Differential Cost Management#

  1. Simple Tasks (< 1k tokens):

    • Basic tracking only

    • Minimal rate monitoring

    • Batch processing for efficiency

  2. Complex Tasks (> 5k tokens):

    • Enhanced monitoring

    • Real-time rate alerts

    • Detailed attribution tracking

    • Performance correlation analysis

Board-specific Considerations#

Kanban Integration#

The cost tracking system considers board-specific factors:

  1. Project Size: MVP vs.
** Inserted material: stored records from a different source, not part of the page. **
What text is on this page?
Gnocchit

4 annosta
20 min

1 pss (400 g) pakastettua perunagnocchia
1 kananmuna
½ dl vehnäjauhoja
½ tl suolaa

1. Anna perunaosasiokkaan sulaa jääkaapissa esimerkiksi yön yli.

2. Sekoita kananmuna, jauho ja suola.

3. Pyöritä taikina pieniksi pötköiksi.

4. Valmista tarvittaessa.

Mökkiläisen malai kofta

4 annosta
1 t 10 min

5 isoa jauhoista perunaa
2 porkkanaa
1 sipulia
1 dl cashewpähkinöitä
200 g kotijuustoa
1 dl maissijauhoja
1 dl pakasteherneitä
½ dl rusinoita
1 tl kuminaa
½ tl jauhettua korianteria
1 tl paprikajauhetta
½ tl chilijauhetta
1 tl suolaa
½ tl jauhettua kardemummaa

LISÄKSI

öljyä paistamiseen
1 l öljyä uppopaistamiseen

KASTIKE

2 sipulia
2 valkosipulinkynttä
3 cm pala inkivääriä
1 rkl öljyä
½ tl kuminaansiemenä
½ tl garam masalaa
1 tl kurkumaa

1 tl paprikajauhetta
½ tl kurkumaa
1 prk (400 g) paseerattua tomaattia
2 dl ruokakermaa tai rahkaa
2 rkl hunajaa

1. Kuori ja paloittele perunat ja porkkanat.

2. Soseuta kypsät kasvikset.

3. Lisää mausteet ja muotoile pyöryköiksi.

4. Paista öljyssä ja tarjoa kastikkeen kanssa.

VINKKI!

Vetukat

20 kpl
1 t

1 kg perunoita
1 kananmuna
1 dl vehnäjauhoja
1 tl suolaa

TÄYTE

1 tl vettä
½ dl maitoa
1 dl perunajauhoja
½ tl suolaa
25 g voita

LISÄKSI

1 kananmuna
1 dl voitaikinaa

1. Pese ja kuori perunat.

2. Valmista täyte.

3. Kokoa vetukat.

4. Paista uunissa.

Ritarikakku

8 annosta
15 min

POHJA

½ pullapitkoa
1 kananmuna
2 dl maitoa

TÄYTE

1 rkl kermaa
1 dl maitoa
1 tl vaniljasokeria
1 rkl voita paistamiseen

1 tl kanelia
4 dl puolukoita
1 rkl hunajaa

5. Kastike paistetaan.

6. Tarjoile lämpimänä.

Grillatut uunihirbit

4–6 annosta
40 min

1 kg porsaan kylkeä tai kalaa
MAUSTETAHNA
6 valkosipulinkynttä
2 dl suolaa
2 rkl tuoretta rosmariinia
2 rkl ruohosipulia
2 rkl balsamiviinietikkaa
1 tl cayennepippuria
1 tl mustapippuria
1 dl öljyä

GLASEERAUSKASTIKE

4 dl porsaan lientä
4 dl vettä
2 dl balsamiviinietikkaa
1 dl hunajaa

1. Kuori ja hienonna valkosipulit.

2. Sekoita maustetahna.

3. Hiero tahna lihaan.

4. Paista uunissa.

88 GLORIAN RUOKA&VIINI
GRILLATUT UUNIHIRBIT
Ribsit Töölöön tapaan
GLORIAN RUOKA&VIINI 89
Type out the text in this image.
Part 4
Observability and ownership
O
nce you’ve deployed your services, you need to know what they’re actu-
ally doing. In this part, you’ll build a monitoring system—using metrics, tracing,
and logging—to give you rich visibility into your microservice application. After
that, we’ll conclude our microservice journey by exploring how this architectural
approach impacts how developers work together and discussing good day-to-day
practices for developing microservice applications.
Large projects have different cost profiles

  2. Board Complexity: Number of lanes affects AI analysis frequency

  3. Agent Density: More agents = more context switching overhead

  4. Task Dependencies: Complex dependency graphs require more AI analysis

Board-aware Cost Attribution#

# Future enhancement
def get_board_cost_factors(board_config: Dict) -> Dict:
    return {
        'complexity_multiplier': 1.0 + (board_config.get('lanes', 3) - 3) * 0.1,
        'agent_overhead': board_config.get('max_agents', 5) * 0.05,
        'dependency_factor': 1.0 + board_config.get('dependency_depth', 1) * 0.2
    }

Integration with Cato#

Current State#

The cost tracking system is designed to be Cato-agnostic, but could integrate for:

  1. Cost Attribution: Track costs per Cato reasoning session

  2. Model Selection: Route to different models based on cost constraints

  3. Quality Correlation: Analyze cost vs. reasoning quality trade-offs

Future Cato Integration#

# Potential Cato integration
class CatoCostTracker:
    def track_reasoning_session(self, session_id: str, steps: List[Dict]):
        total_tokens = sum(step.get('tokens', 0) for step in steps)
        reasoning_depth = len(steps)
        # Track correlation between depth and cost

Position in Marcus Workflow#

Typical Scenario Flow#

1. create_project
   β”œβ”€β”€ Initialize cost tracking context
   └── Set up project cost buckets

2. register_agent
   β”œβ”€β”€ Create agent cost context
   └── Begin session tracking

3. request_next_task
   β”œβ”€β”€ AI analysis for task assignment
   β”œβ”€β”€ Cost tracking middleware intercepts
   └── Update current spend rates

4. report_progress
   β”œβ”€β”€ Include cost metrics in progress
   β”œβ”€β”€ Check for spending anomalies
   └── Update cost projections

5. report_blocker
   β”œβ”€β”€ AI analysis for blocker resolution
   β”œβ”€β”€ Track additional analysis costs
   └── Cost-aware solution ranking

6. finish_task
   β”œβ”€β”€ Final cost attribution
   β”œβ”€β”€ Session cost summary
   └── Update historical patterns

Critical Integration Points#

  1. Agent Registration: Establishes cost attribution context

  2. Task Assignment: Major AI analysis point requiring cost tracking

  3. Progress Updates: Opportunity for cost reporting and alerts

  4. Blocker Analysis: High-cost AI operation requiring monitoring

  5. Project Completion: Final cost accounting and pattern analysis

Cost Visibility#

At each stage, the system provides:

  • Real-time rates: Current tokens/hour consumption

  • Total costs: Accumulated project expenses

  • Projections: Estimated final costs at current burn rate

  • Alerts: Anomaly detection for unusual spending patterns

  • Attribution: Detailed breakdown by agent, task, and operation type

The cost tracking system serves as a critical observability layer, ensuring that Marcus operates within budgetary constraints while providing the intelligence needed for effective project management.